I am working with a case of the Birthday problem with near misses. (i.e. The probability that there are 2 or more collisions after selecting $n$ elements uniformly from a set of $m$ total elements where a collision is defined as falling within $k$ elements of any previously selected element)
I have the eq. from Wikipedia for the near miss formulation:
$$ p(n,k,m) = 1 - \frac{(m-nk-1)!}{m^{n-1}(m-n(k+1))!} $$
My problem lies in computing the factorials. I am working with numbers on the order of:
$$ m = 1000 * (2^{32}-1), n = 1000, k = 10000 $$
Even Wolfram Alpha gives up with those values. Are there any formulations for this problem that don't involve the factorial or any approximation methods that could make this a reasonably commutable problem? As an extension, is it then also possible to compute/approximate the expected number of collisions after selecting $n$ elements?

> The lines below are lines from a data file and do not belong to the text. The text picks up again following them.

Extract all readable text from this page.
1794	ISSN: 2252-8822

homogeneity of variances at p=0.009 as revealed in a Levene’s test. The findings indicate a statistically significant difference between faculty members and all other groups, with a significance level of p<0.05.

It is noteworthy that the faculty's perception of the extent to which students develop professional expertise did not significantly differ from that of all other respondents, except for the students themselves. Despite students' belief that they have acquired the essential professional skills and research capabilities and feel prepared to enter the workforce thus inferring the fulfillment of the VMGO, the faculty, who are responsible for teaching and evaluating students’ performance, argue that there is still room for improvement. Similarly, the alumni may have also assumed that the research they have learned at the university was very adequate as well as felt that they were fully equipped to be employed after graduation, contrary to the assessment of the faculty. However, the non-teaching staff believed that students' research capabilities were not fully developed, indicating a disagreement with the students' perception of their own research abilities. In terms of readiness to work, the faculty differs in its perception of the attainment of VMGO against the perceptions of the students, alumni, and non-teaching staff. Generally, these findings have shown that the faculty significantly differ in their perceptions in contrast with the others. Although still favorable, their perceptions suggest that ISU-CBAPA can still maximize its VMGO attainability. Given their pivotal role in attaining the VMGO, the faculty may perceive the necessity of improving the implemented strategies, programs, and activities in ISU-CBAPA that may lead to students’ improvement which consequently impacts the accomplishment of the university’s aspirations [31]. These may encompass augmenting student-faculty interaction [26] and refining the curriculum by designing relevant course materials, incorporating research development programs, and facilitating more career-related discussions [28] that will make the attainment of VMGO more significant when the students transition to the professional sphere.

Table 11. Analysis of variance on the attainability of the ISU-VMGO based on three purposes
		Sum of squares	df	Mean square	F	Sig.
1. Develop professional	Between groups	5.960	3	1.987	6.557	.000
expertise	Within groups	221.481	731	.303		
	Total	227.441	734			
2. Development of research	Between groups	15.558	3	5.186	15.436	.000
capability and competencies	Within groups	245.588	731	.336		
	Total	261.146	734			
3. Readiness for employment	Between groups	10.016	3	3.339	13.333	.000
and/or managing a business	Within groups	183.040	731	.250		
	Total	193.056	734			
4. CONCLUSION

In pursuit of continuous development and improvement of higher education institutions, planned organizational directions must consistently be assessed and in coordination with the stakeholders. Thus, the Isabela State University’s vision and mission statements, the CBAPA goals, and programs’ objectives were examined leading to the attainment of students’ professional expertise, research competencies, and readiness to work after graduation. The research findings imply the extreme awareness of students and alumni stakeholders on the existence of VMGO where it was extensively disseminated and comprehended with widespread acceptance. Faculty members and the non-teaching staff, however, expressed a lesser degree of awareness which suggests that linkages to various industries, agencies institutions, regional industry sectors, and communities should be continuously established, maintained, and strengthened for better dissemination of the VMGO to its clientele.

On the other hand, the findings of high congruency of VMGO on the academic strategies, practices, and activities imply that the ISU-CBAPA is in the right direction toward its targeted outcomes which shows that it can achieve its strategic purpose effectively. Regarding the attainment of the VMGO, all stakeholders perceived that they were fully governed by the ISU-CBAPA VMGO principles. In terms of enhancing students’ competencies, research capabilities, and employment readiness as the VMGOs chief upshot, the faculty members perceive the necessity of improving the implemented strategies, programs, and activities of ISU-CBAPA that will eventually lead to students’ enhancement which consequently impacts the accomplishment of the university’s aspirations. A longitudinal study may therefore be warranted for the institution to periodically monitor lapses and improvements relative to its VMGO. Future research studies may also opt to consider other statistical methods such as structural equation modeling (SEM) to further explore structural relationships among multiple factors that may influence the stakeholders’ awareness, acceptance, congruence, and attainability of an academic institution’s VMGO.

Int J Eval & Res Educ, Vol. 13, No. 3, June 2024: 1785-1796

You can write $ \frac{(m-nk-1)!}{(m-n(k+1))!}=\frac{(m-nk-1)!}{(m-nk-n)!}$ and note that there are $n-1$ terms that do not cancel out. As $n \ll m$ they are all about the same size. They average $m-nk-\frac n2$, so the fraction is about $(m-nk-\frac n2)^{n+1}$
A better approximation is Stirling's, $m! \approx (\frac me)^m \sqrt {2 \pi m}$ but the $m^m$ part of it may kill you. You can take the log and evaluate the log of your expression.